In cinque capitoli, la mostra illumina la storia di personaggi e squadre affascinanti, di vittorie e sconfitte spettacolari. Racconta degli sviluppi tecnici nello sport e del suo potere seduttivo a livello politico.
Negli anni '20, lo sport diventa un fenomeno di massa. La giornata lavorativa di otto ore porta più tempo libero, permettendo a un maggior numero di persone di praticare sport. La nuova radio trasmette le competizioni direttamente nelle case, e il corpo sportivo diventa l'ideale di bellezza fotografato da molti. Lo sport serve la politica sanitaria, ma viene anche strumentalizzato politicamente dai regimi autoritari. Solo dopo la Seconda Guerra Mondiale si afferma un rapporto più liberale con lo sport. Oggi sono la televisione e Internet a mettere in scena la lotta per i record e a intrattenere un vasto pubblico. Non da ultimo, per questo motivo, lo sport è diventato anche un grande affare.
Lo sport significa soprattutto essere attivi. Perciò, un terzo dello spazio espositivo invita i visitatori a mettersi in gioco: sette stazioni interattive permettono di mettere alla prova abilità e talento sportivo, ad esempio provandosi come sciatori in uno slalom o come cronisti sportivi.
La mostra è strutturata in modo che i visitatori assumano il ruolo degli atleti.

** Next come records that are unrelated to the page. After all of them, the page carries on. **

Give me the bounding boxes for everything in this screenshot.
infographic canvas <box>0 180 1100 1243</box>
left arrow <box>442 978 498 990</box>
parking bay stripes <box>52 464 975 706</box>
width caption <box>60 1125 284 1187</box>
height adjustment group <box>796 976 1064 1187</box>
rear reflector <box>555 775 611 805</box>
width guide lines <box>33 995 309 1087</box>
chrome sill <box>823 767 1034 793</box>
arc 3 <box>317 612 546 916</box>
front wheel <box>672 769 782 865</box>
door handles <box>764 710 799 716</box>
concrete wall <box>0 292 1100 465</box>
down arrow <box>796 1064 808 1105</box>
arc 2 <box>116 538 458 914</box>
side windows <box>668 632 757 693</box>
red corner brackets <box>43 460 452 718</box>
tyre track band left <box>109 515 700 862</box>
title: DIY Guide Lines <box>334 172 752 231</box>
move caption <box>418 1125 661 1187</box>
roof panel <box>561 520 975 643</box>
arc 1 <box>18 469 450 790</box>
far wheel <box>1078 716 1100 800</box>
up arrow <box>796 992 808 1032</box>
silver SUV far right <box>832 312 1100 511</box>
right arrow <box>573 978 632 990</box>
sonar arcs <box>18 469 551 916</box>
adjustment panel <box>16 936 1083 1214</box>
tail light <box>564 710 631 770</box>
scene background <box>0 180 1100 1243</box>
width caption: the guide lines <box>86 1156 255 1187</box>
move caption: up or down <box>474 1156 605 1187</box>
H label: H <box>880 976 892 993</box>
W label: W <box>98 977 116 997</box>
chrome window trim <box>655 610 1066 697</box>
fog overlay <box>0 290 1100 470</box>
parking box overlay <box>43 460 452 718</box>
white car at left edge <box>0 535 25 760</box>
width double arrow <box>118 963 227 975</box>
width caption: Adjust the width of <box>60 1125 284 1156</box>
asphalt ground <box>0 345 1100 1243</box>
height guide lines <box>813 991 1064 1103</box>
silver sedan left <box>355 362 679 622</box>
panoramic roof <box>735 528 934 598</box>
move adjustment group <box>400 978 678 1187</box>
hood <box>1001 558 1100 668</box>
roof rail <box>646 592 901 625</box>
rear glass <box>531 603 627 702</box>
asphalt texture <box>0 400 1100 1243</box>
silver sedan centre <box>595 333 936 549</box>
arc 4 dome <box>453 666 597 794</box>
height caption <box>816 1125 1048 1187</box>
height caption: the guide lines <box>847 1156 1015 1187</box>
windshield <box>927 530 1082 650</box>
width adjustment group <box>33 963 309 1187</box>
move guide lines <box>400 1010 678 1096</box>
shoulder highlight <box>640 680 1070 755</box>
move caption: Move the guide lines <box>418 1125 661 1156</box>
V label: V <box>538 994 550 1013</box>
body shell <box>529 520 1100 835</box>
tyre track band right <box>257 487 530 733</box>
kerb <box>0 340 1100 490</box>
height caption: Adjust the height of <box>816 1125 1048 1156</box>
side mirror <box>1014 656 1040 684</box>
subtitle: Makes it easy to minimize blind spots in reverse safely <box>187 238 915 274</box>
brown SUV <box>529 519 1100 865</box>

Già prima dell'inizio della visita, vengono accolti da alcuni fan, e entrando in un corridoio stretto, possono battere il cinque con lo staff del museo.
Nell'"Arena della Mostra", le piste conducono ora gli "atleti" ai temi. Le pareti leggermente inclinate, piene di numerosi oggetti esposti, ricordano tribune gremite di spettatori. Nella parte centrale, circondata dalle piste, sono esposti dispositivi sportivi tecnici.
Ma i visitatori non sono ancora alla fine del loro percorso. Ora devono raccogliere le ultime forze per dimostrare la loro abilità sportiva. Sette "stazioni di allenamento" possono ora essere sperimentate, con esercizi di equilibrio e salto, ciclismo e sci, fino a una cronaca calcistica e una stazione selfie con famosi sportivi della Bassa Austria. Alla fine, si passa la linea del traguardo. La mostra appare molto vivace, nonostante l’uso di soli due colori, blu e arancione. Il design grafico ricorda la semiotica del linguaggio sportivo. L'allestimento è stato realizzato con elementi presi dal mondo dello sport.